Кастор обиделся и замолчал.
– Ты не злись, Кастор, – Амфитрион примирительно похлопал лаконца по колену. – Это где-нибудь в Пиерии еще, может быть, поверят, а у нас в Беотии и, тем паче, в Фивах – вряд ли… И потом – каждому рот не заткнешь. Небось, уже не одна Поликторова мамаша вой подняла – весь город кипит…
– Об заклад бьются, – зло вставил Автолик, переворачиваясь на бок. – Сволочь болтливая!
– Об заклад?
– Ну, кто из мальчишек Лина убил: Алкид или Ификл?! Оба ж не признаются… вернее, признаются – но оба! Вспомнили фиванцы, Тартар их в душу («Душу их в Тартар!» – машинально поправил Кастор), что у Алкмены двойня! Одни за Алкида – кому ж, как не будущему герою, чужие шеи сворачивать?! Опять же Гера безумием покарала. А другие за Ификла – дескать, в роду у парня все такие, да и не сын он… ну, этого… то есть сын, но не…
– Не сын Зевса, – помог Кастор. – Я вот тоже не сын, в отличие от брата моего, Полидевка. Ты, Амфитрион, не обижайся – мне можно такое говорить. На собственной шкуре знаю.
– Я и не обижаюсь, – слабо улыбнулся Амфитрион. – Ты даже не представляешь, Кастор Диоскур, до чего я не обижаюсь…
Покрывало Нюкты-Ночи слегка полиняло, тысячеглазый Аргус стал все чаще жмуриться, и очертания внутренних построек палестры отчетливей проступили из темноты, неохотно перестающей быть темнотой. Зябкий ветерок лихо пронесся по беговым дорожкам, мимоходом зацепив крылом троих мужчин на трибунах, и умчался, обиженный таким безразличным к себе отношением.
– Кто-то идет, – вдруг сказал Кастор. – Слышите?
Из-за гимнасия показалась чья-то фигура, плохо различимая на таком расстоянии, но Амфитрион еще за миг до ее появления каким-то внутренним чутьем понял – это Алкмена.
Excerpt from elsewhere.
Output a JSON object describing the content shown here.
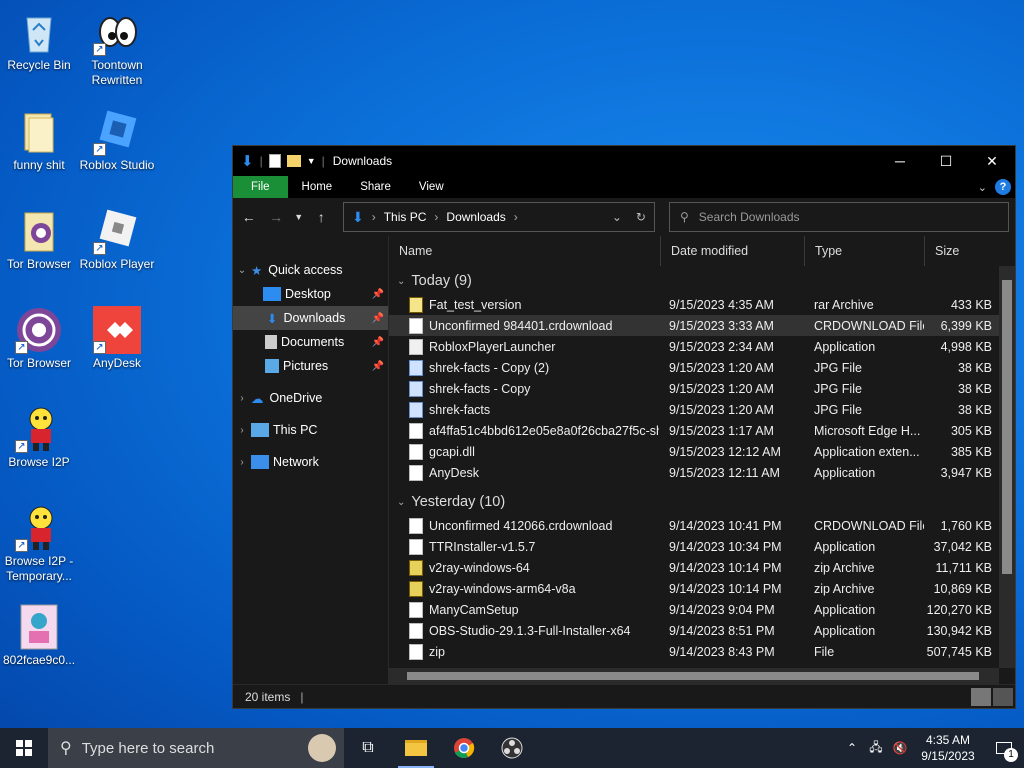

Сердце споткнулось, как подвернувший ногу атлет, потом захромало дальше, и Амфитрион безучастно смотрел, как жена его огибает гимнасий и сворачивает к западным трибунам.
Еле слышно позванивая ножными браслетами, шла Алкмена мимо трибун, и вернувшийся гуляка-ветер игриво дергал ее за край нарядного полосатого гиматия, схваченного на плечах шестью серебряными булавками.
Все это Амфитрион частью видел, а частью просто знал – потому что именно так одевалась Алкмена по большим праздникам; и шесть серебряных булавок шестью молниями полоснули его по глазам, сухим песком рассыпавшись под веками.
– Вот вы где, – невыразительно произнесла Алкмена, останавливаясь у первого ряда и не поднимая головы; а мужчины сверху глядели на нее, и любые слова застревали у них в горле, вырываясь только хриплым дыханием.
– Вот вы где… а я так и думала. Все спят, и мальчики спят… я к ним зашла, а они покрывала сбросили, раскинулись, мокрые оба, и лица сердитые-сердитые… Вы не поверите – впервые не смогла их различить. Одинаковые оба… я их укрыть еще хотела…
Она была невыразимо хороша в этот миг, когда предрассветный сумрак сглаживал своей щадящей кистью все неумолимые приметы возраста, высвечивая лишь белое пятно лица с бездонными глубинами глаз; и чернокосая Лисса-Безумие кончиками пальцев коснулась Алкмены, отрицательно покачала головой и отступила на шаг от последней женщины Громовержца.